Reuters , Tuesday 17 May 2011

Abstention among Spanish voters, unhappy with public spending cuts and high unemployment, is likely to hand major gains to the opposition centre-right Popular Party in local elections this month

The May 22 vote is a taste of what may be to come in 2012 general elections for Spain's minority government, staggering to the end of a second four-year term marked by the worst recession in half a century and the threat of a euro zone debt crisis.

"I want to vote, but none of the options appeals to me," said Layla Amoedo, a 38-year-old teacher in Seville, capital of the southern region Andalucia, which has one of the highest unemployment rates in the country at 30 percent, compared with a national rate of 21 percent.

The PP is likely to take Spain's fourth biggest city, Seville, after 12 years under the Socialists, polls show, leaving the Socialists without a single one of the country's
four major cities, home to 14 percent of the population.

"I have never voted for the PP and never will, and I am not inclined to vote for the Socialists or for the United Left," Amoedo told Reuters, citing accusations that the Socialists and the smaller leftist party gave improper subsidies to companies.

Others are fed up with politicians in general as corruption scandals have hit both the Socialists and the PP.

Manuel Chaves, president of the Socialist party and third deputy prime minister, has been accused of giving preferential contracts to companies owned by family members.

Meanwhile Valencia's PP Governor Francisco Camps is accused of accepting thousands of euros of designer suits in return for public works contracts.

However, the Socialists are more likely than the PP to be affected by voters staying away, analysts say, and Camps is set to be reelected even though 49 percent of voters disapprove of the job he has done, a recent Metroscopia poll found.

"Whichever party wins, it will be more of the same.
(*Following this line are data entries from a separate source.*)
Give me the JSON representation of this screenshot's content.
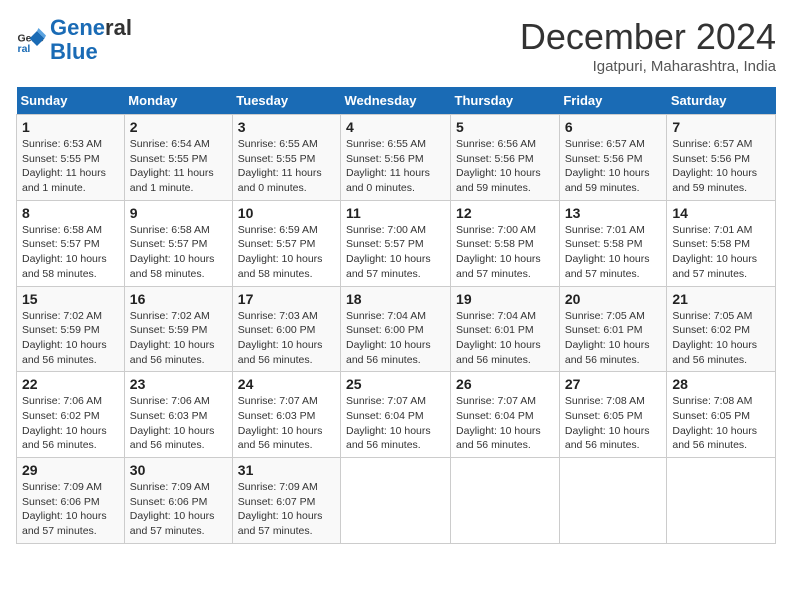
{
  "logo": {
    "line1": "General",
    "line2": "Blue"
  },
  "title": "December 2024",
  "location": "Igatpuri, Maharashtra, India",
  "days_of_week": [
    "Sunday",
    "Monday",
    "Tuesday",
    "Wednesday",
    "Thursday",
    "Friday",
    "Saturday"
  ],
  "weeks": [
    [
      {
        "num": "1",
        "info": "Sunrise: 6:53 AM\nSunset: 5:55 PM\nDaylight: 11 hours\nand 1 minute."
      },
      {
        "num": "2",
        "info": "Sunrise: 6:54 AM\nSunset: 5:55 PM\nDaylight: 11 hours\nand 1 minute."
      },
      {
        "num": "3",
        "info": "Sunrise: 6:55 AM\nSunset: 5:55 PM\nDaylight: 11 hours\nand 0 minutes."
      },
      {
        "num": "4",
        "info": "Sunrise: 6:55 AM\nSunset: 5:56 PM\nDaylight: 11 hours\nand 0 minutes."
      },
      {
        "num": "5",
        "info": "Sunrise: 6:56 AM\nSunset: 5:56 PM\nDaylight: 10 hours\nand 59 minutes."
      },
      {
        "num": "6",
        "info": "Sunrise: 6:57 AM\nSunset: 5:56 PM\nDaylight: 10 hours\nand 59 minutes."
      },
      {
        "num": "7",
        "info": "Sunrise: 6:57 AM\nSunset: 5:56 PM\nDaylight: 10 hours\nand 59 minutes."
      }
    ],
    [
      {
        "num": "8",
        "info": "Sunrise: 6:58 AM\nSunset: 5:57 PM\nDaylight: 10 hours\nand 58 minutes."
      },
      {
        "num": "9",
        "info": "Sunrise: 6:58 AM\nSunset: 5:57 PM\nDaylight: 10 hours\nand 58 minutes."
      },
      {
        "num": "10",
        "info": "Sunrise: 6:59 AM\nSunset: 5:57 PM\nDaylight: 10 hours\nand 58 minutes."
      },
      {
        "num": "11",
        "info": "Sunrise: 7:00 AM\nSunset: 5:57 PM\nDaylight: 10 hours\nand 57 minutes."
      },
      {
        "num": "12",
        "info": "Sunrise: 7:00 AM\nSunset: 5:58 PM\nDaylight: 10 hours\nand 57 minutes."
      },
      {
        "num": "13",
        "info": "Sunrise: 7:01 AM\nSunset: 5:58 PM\nDaylight: 10 hours\nand 57 minutes."
      },
      {
        "num": "14",
        "info": "Sunrise: 7:01 AM\nSunset: 5:58 PM\nDaylight: 10 hours\nand 57 minutes."
      }
    ],
    [
      {
        "num": "15",
        "info": "Sunrise: 7:02 AM\nSunset: 5:59 PM\nDaylight: 10 hours\nand 56 minutes."
      },
      {
        "num": "16",
        "info": "Sunrise: 7:02 AM\nSunset: 5:59 PM\nDaylight: 10 hours\nand 56 minutes."
      },
      {
        "num": "17",
        "info": "Sunrise: 7:03 AM\nSunset: 6:00 PM\nDaylight: 10 hours\nand 56 minutes."
      },
      {
        "num": "18",
        "info": "Sunrise: 7:04 AM\nSunset: 6:00 PM\nDaylight: 10 hours\nand 56 minutes."
      },
      {
        "num": "19",
        "info": "Sunrise: 7:04 AM\nSunset: 6:01 PM\nDaylight: 10 hours\nand 56 minutes."
      },
      {
        "num": "20",
        "info": "Sunrise: 7:05 AM\nSunset: 6:01 PM\nDaylight: 10 hours\nand 56 minutes."
      },
      {
        "num": "21",
        "info": "Sunrise: 7:05 AM\nSunset: 6:02 PM\nDaylight: 10 hours\nand 56 minutes."
      }
    ],
    [
      {
        "num": "22",
        "info": "Sunrise: 7:06 AM\nSunset: 6:02 PM\nDaylight: 10 hours\nand 56 minutes."
      },
      {
        "num": "23",
        "info": "Sunrise: 7:06 AM\nSunset: 6:03 PM\nDaylight: 10 hours\nand 56 minutes."
      },
      {
        "num": "24",
        "info": "Sunrise: 7:07 AM\nSunset: 6:03 PM\nDaylight: 10 hours\nand 56 minutes."
      },
      {
        "num": "25",
        "info": "Sunrise: 7:07 AM\nSunset: 6:04 PM\nDaylight: 10 hours\nand 56 minutes."
      },
      {
        "num": "26",
        "info": "Sunrise: 7:07 AM\nSunset: 6:04 PM\nDaylight: 10 hours\nand 56 minutes."
      },
      {
        "num": "27",
        "info": "Sunrise: 7:08 AM\nSunset: 6:05 PM\nDaylight: 10 hours\nand 56 minutes."
      },
      {
        "num": "28",
        "info": "Sunrise: 7:08 AM\nSunset: 6:05 PM\nDaylight: 10 hours\nand 56 minutes."
      }
    ],
    [
      {
        "num": "29",
        "info": "Sunrise: 7:09 AM\nSunset: 6:06 PM\nDaylight: 10 hours\nand 57 minutes."
      },
      {
        "num": "30",
        "info": "Sunrise: 7:09 AM\nSunset: 6:06 PM\nDaylight: 10 hours\nand 57 minutes."
      },
      {
        "num": "31",
        "info": "Sunrise: 7:09 AM\nSunset: 6:07 PM\nDaylight: 10 hours\nand 57 minutes."
      },
      null,
      null,
      null,
      null
    ]
  ]
}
The big companies finance the politicians and call the shots," said Daniele Ivel, a 30-year old musician from Madrid, where the Popular Party is expected to hang on to the mayor's office.

"They change form, but never content," he said.
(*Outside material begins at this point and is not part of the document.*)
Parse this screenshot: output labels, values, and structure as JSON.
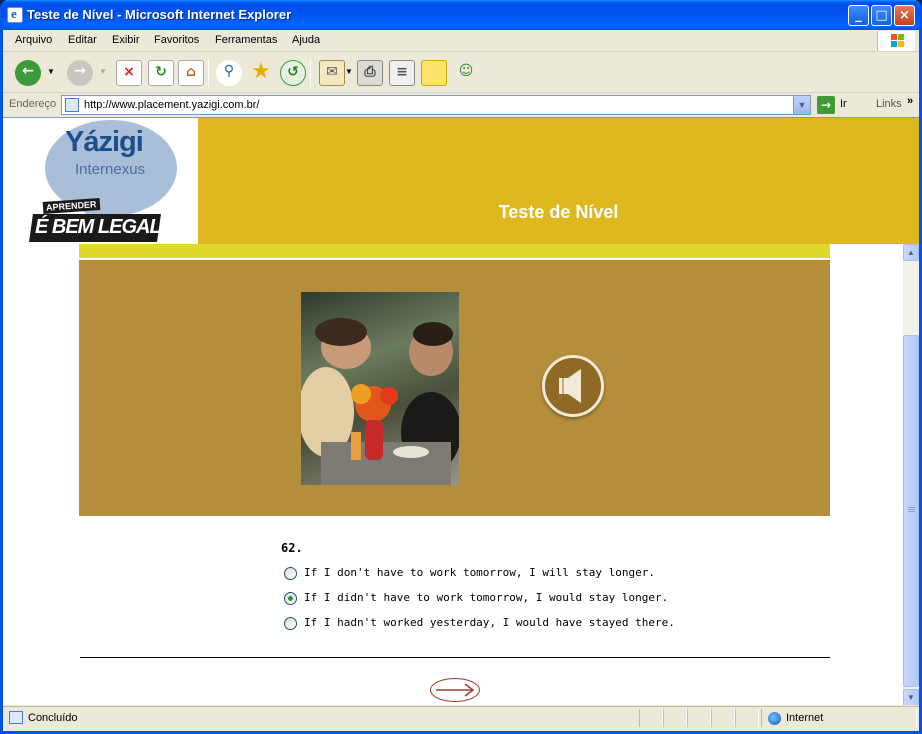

On Sunday protestors from the Real Democracy Now movement occupied squares in more than 50 cities, calling on voters to reject the two big parties as a protest against joblessness.
Police removed around a hundred of protesters from the Puerta del Sol plaza in Madrid on Monday morning.

"A way to punish the ruling party is not to vote," said Fernando Vallespin, politics professor at Madrid's Autonomous University. Socialist supporters are convinced the Popular Party will win, and their vote will be wasted, he added.
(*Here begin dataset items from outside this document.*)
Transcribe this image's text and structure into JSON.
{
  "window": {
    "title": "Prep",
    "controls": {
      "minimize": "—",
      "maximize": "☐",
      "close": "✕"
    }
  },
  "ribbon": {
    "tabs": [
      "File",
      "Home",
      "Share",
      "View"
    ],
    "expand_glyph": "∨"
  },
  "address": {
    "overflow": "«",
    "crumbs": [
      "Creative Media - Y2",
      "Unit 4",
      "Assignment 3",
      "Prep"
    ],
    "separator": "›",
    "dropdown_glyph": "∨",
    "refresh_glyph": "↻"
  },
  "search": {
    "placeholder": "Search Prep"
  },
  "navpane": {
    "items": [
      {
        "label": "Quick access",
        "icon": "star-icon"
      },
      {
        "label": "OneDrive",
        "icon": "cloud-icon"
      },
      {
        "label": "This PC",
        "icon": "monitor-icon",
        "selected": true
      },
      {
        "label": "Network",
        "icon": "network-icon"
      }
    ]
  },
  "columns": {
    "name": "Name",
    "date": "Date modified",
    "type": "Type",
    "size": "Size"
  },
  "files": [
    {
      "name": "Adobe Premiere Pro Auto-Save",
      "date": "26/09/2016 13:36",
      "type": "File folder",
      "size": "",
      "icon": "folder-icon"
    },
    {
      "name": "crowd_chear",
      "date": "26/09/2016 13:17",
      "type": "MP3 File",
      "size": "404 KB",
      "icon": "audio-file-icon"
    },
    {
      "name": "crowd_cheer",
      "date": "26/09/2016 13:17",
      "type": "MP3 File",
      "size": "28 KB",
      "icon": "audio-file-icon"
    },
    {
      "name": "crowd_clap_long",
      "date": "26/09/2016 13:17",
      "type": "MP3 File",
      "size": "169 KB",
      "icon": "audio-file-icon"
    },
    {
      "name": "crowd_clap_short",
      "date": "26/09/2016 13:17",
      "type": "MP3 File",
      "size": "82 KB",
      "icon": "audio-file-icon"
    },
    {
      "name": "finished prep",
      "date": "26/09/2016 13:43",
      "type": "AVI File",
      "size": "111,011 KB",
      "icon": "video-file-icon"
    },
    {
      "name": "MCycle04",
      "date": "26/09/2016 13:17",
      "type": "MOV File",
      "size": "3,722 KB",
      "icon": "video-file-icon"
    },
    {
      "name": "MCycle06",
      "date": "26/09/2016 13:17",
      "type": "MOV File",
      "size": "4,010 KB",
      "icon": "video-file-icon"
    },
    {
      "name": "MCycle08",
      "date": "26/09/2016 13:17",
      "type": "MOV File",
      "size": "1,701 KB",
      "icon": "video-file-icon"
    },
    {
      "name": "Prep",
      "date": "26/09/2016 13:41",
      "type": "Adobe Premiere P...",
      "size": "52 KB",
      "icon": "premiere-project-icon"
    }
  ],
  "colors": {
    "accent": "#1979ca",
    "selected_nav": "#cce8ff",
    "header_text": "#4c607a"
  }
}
Spaniards are dealing with the hangover from a property bubble that burst over three years ago, leaving them with some of the highest personal debt levels in Europe and an unemployment rate twice the euro zone average.

Abstention was 36 percent in 2007 regional elections. At that time, 38 percent of Spaniards saw the political situation as bad or very bad. That has now risen to 66 percent of voters.

The Socialists admit they could have done some things better, but are focusing their campaign on getting out the vote and warning the centre-right could roll back social benefits.

"They are saying we're the good guys and they (the PP) are the bad guys. This is the (Socialists') strategy to ensure they hold on to their loyal supporters," said Ismael Crespo, political analyst at the Fundacion Ortega-Maranon.

Polls show the Socialists stand to lose strongholds like the large central region of Castilla-La Mancha, further weakening Prime Minister Jose Luis Rodriguez Zapatero's government.

Zapatero has said he will not run for a third term. Spain's No. 2 city Barcelona is set to fall to the centre-right Catalonian nationalists CiU, polls showed on
Sunday, ending 32 years of Socialist power. It is the capital of the region of Catalonia with an economy the size of Portugal.